Défis pour prolonger la survie des enfants et des adolescents atteints de cancer

LE Cancer Les enfants et les adolescents sont la première cause de décès par maladie au Brésil dans la tranche d'âge de zéro à 19 ans. Pour la période de trois ans allant de 2023 à 2025, l'Institut national du cancer (INCA) estime qu'il y aura environ 8 000 nouveaux cas par an. Connu sous le nom de Septembre doré, ce mois vise à sensibiliser les gens à la maladie.

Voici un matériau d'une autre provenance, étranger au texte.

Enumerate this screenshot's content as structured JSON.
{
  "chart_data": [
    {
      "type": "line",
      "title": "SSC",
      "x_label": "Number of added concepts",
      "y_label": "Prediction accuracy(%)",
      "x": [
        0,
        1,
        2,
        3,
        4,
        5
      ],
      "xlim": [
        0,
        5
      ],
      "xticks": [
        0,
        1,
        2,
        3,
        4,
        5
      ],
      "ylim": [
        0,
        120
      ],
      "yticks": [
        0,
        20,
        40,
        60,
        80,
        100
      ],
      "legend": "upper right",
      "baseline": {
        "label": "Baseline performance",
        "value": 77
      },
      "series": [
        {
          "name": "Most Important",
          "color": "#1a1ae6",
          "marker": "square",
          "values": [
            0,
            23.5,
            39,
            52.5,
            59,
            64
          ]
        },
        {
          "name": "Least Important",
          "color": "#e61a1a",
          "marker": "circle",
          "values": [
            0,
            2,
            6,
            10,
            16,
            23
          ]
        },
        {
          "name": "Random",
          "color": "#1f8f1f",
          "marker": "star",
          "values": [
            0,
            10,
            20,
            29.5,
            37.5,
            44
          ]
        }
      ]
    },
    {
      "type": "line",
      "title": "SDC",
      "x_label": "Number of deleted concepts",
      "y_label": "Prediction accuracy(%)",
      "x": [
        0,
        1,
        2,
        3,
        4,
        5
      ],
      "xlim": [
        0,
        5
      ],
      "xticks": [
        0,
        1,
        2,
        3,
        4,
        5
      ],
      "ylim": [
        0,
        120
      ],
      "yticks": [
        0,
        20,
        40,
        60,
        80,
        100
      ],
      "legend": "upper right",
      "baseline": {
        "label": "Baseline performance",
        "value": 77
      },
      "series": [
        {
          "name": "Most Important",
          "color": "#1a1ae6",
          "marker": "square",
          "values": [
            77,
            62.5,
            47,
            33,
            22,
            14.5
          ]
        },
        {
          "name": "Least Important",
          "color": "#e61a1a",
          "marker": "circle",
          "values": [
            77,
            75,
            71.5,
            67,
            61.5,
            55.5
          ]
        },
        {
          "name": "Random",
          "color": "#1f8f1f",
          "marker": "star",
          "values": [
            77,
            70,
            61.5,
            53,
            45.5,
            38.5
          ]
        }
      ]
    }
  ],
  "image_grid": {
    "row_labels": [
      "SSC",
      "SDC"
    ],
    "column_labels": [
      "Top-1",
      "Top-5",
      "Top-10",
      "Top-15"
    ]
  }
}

Malgré les progrès en matière de diagnostic et de traitement, les taux de survie n’ont pas montré d’amélioration significative au fil des ans, oscillant autour de 65 % au Brésil, avec des écarts entre les régions. Les taux sont plus élevés dans le Sud et le Sud-Est et plus faibles dans le Centre-Ouest, le Nord-Est et le Nord.

« Lorsque nous évaluons le scénario mondial, la différence en matière de survie est encore plus significative. Selon l'Organisation mondiale de la santé, 80 % des enfants et adolescents atteints de cancer seront guéris dans les pays développés », affirme Maristella Bergamo, spécialiste de la Société brésilienne d'oncologie pédiatrique (SOBOPÉ).

Dans les pays à revenu faible ou intermédiaire, où vivent 85 % des enfants diagnostiqués avec un cancer, on estime que seulement 20 % survivront. « Plusieurs facteurs affectent à la fois cet écart et les taux de survie, le plus important étant peut-être le retard du diagnostic », explique le médecin qui coordonne le Comité des adolescents et jeunes adultes de BR AYA – SOBOPE.

Diagnostic tardif et impact sur le traitement

Les principaux signes et symptômes liés au cancer infantile sont communs à d’autres maladies du même groupe d’âge. La fièvre et la fatigue peuvent affecter les patients atteints de leucémie ; ganglions, personnes atteintes d'un lymphome ; les maux de tête, les personnes atteintes de tumeurs cérébrales, entre autres exemples qui illustrent à quel point cette maladie peut confondre la famille et le médecin, entraînant des retards dans le diagnostic et le début du traitement.

Plusieurs études cherchent à élucider les causes et les effets d’un diagnostic tardif. Une revue systématique récente de 95 études réalisées dans des pays à revenu faible ou intermédiaire a mis en évidence certains des principaux facteurs qui influencent cet aspect : la croyance dans la médecine traditionnelle, le revenu familial, le manque de transports et l'éloignement des centres spécialisés.

Les données INCA publiées dans le livret « Diagnostic précoce du cancer chez l'enfant et l'adolescent » montrent que le type et la localisation de la tumeur, ainsi que l'âge du patient, l'éloignement du centre de référence et les obstacles dans le système de référence contribuent au retard du diagnostic. . « Cela peut entraîner la nécessité d'un traitement plus agressif, une plus grande possibilité de séquelles et des taux de guérison plus faibles », explique Maristella.

Attention aux plaintes et autres facteurs

Pour les représentants de la SOBOPE, les signes et symptômes pouvant être confondus avec ceux d'autres maladies pédiatriques, il est impératif que le médecin soit attentif et vigilant pour un diagnostic précoce et une orientation au plus vite vers le centre de référence, en tenant compte à la fois de la plainte et d'autres facteurs, tels que les antécédents familiaux de cancer.

« Il ne s’agit pas uniquement d’un patient atteint d’un cancer. L'oncologie pédiatrique implique de nombreuses mains, avec de nombreux professionnels de différents domaines travaillant pour réduire les inégalités et augmenter le taux de survie de tous les enfants et adolescents atteints de cancer dans le monde. Gagner du temps dans le diagnostic est la première étape », conclut le spécialiste.